Kennel doors are expected to swing open today on a half-million-dollar facility in South Langley that some didn't believe could happen.
After years of dreaming, months of construction, and weeks of free labour from friends and family, a nine-acre farm bumped up against the U.S. border has finally be transformed into a multi-purpose animal daycare/boarding and sports facility called A Dog's Life K9 Centre.
And it's all being brought together by a woman whose determination and will allowed her to triumph over a childhood brain injury.
Despite the skepticism of nay-sayers and headaches and vertigo that have plagued Kira M'Lot since age eight, the 24-year-old Langley trainer has found what she calls her true calling in life - working with animals.
And finally armed with the settlement money from a fall that changed the course of her life 16 years ago, she's now pursuing her dream.
M'Lot was at a wedding in New Westminster at the age of eight when the accident occurred. She was helping send another kid out onto a custom zipline when she was pulled off the stand herself. She fell 14 feet to the ground below.
She suffered a grand mal seizure and following surgery spent the next year on heavy medications suffering double vision and multiple related health issues.
Nightmares, headaches, and vertigo continue to this day.
Doctors even attribute her diminished comprehension abilities to the fall, which quashed any scholastic hopes and even her original career aspirations as a kinesiologist.
Always active in sports - such as skating and kayaking - the Mountain Secondary graduate realized soon after completing Grade 12 that her future must involve more of a hands-on job.
Animals - which had through high school been her stress release - suddenly opened up a potential career option.
Through much of her senior years in high school, she would visit the Langley Animal Protection Society shelter on weekends to walk or run dogs.
It was during one such walk that she suddenly connected with a behaviourly challenged German shepherd named Duska. That connection not only changed things for Duska, but for M'Lot.
"It was one of those day_ seeing that change in the dog."
Soon after, she started working at a kennel in Surrey and even worked for a short time at LAPS before taking a dog training apprenticeship program.
During that six-month course, which is when she bought her golden retriever Tayah - her faithful companion and mascot of her new shelter - she launched what would be her new-found career.
After working a year for a Burnaby dog daycare, she leased a space in Abbotsford and opened her own business that now employs four part-time people.
This spring, after three years of leasing, she began hunting for permanent digs.

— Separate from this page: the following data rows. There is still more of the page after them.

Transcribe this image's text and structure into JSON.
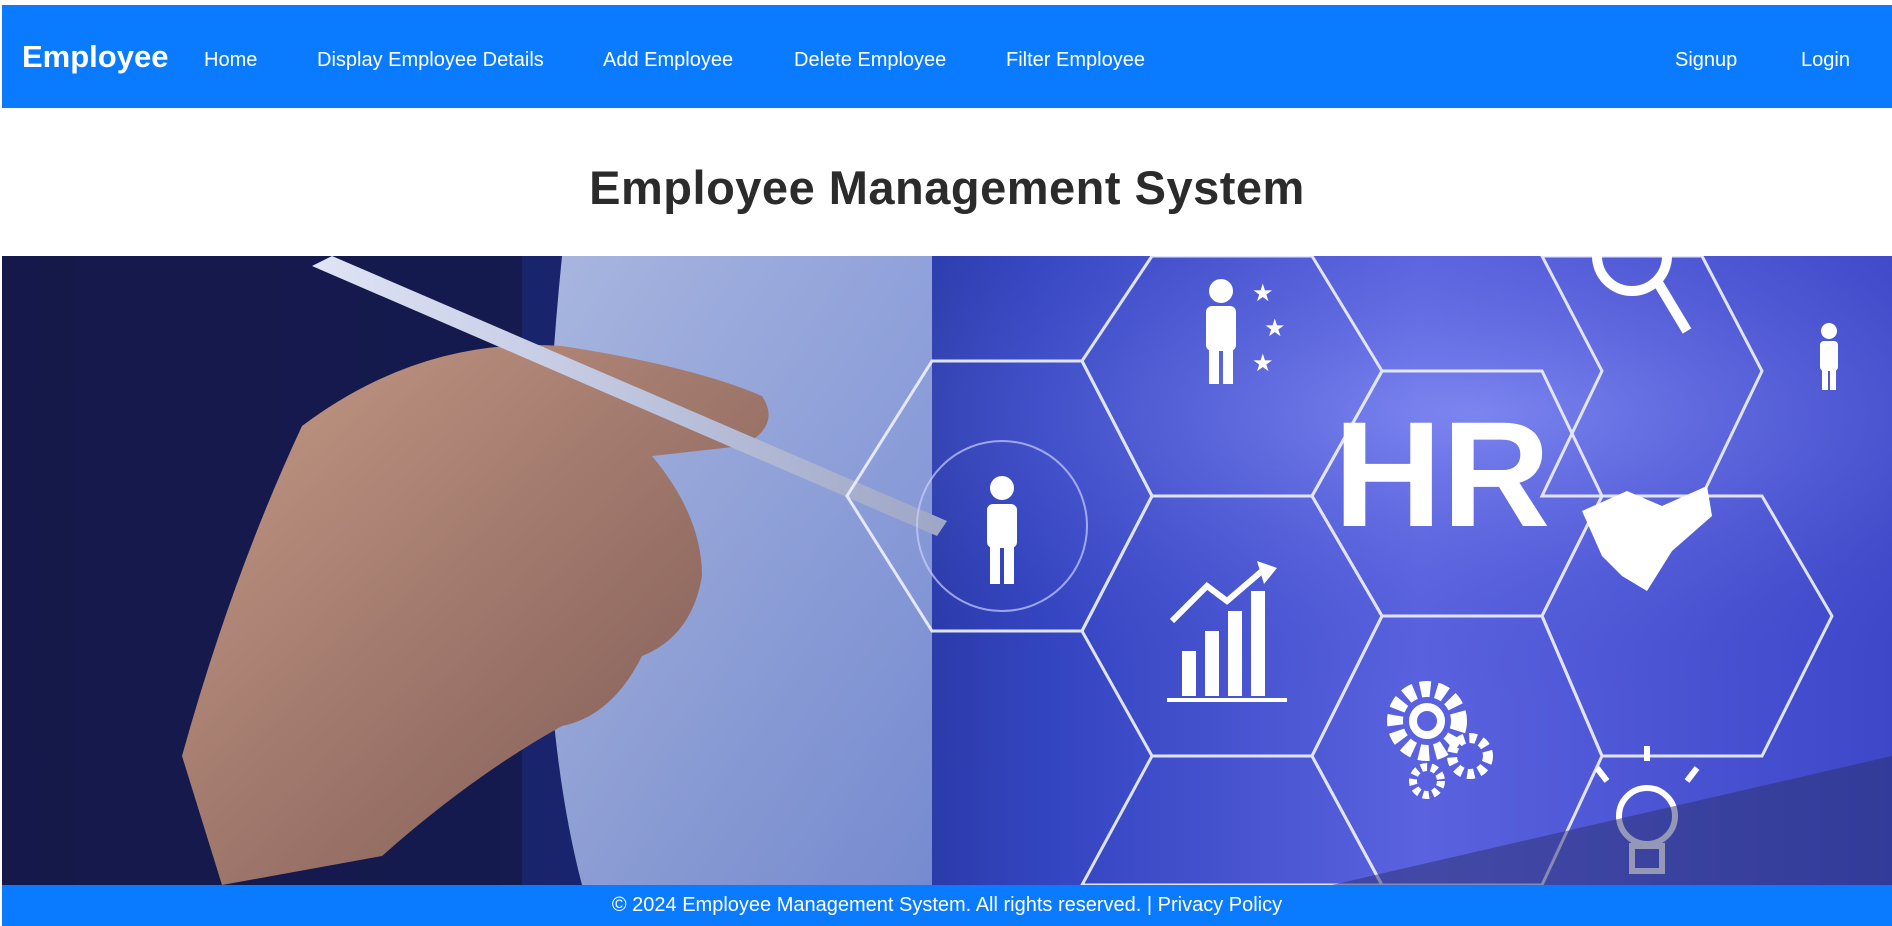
{
  "navbar": {
    "brand": "Employee",
    "links": [
      {
        "label": "Home"
      },
      {
        "label": "Display Employee Details"
      },
      {
        "label": "Add Employee"
      },
      {
        "label": "Delete Employee"
      },
      {
        "label": "Filter Employee"
      }
    ],
    "auth": [
      {
        "label": "Signup"
      },
      {
        "label": "Login"
      }
    ]
  },
  "main": {
    "title": "Employee Management System",
    "hero": {
      "hex_text": "HR",
      "icons": [
        "person-icon",
        "person-stars-icon",
        "magnifier-icon",
        "bar-chart-icon",
        "gears-icon",
        "handshake-icon",
        "lightbulb-icon"
      ]
    }
  },
  "footer": {
    "copyright": "© 2024 Employee Management System. All rights reserved. | ",
    "privacy_link": "Privacy Policy"
  },
  "colors": {
    "primary": "#0a7bff",
    "title": "#2b2b2b"
  }
}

And just a week before the scheduled opening of her new centre, M'Lot showed off the facilities offering a tour inside and out, of the 7,200-square-foot building.
The centre comes complete with radiant heated floors and 20 temperature sensitive dog kennels for boarding and daycare, a huge cat room with eight cat condos, grooming facilities, isolation rooms for sick animals, a retail centre, training rooms, outdoor runs, and a large sport field ideal for dog sports such as agility, obedience, tunneling, and herding.
"I want it to be clean, dry, warm, and I want it to feel like a home. I don't want dogs to be put in a dark smelly hole," she said.
The entire property is set up for dogs, M'Lot added, noting she took over a farm that had previously been used for training German shepherds. While she fosters dogs, the centre will not be used for adoption or breeding.
Almost giddy with excitement about the impending opening, she said through all of the ups and downs that have plagued her recovery, she has continued to work hard for what she believes in and finds it almost surreal to see it coming to fruition.
"My whole goal in my life is working with dogs to create a better relationship between people and their family pets," she said, walking through the Zero Avenue complex.
"I feel great for what I've accomplished_ and I love what I'm doing now_ The moral of my life is that no matter what life serves up, if you believe it, you can achieve it. Just look at me."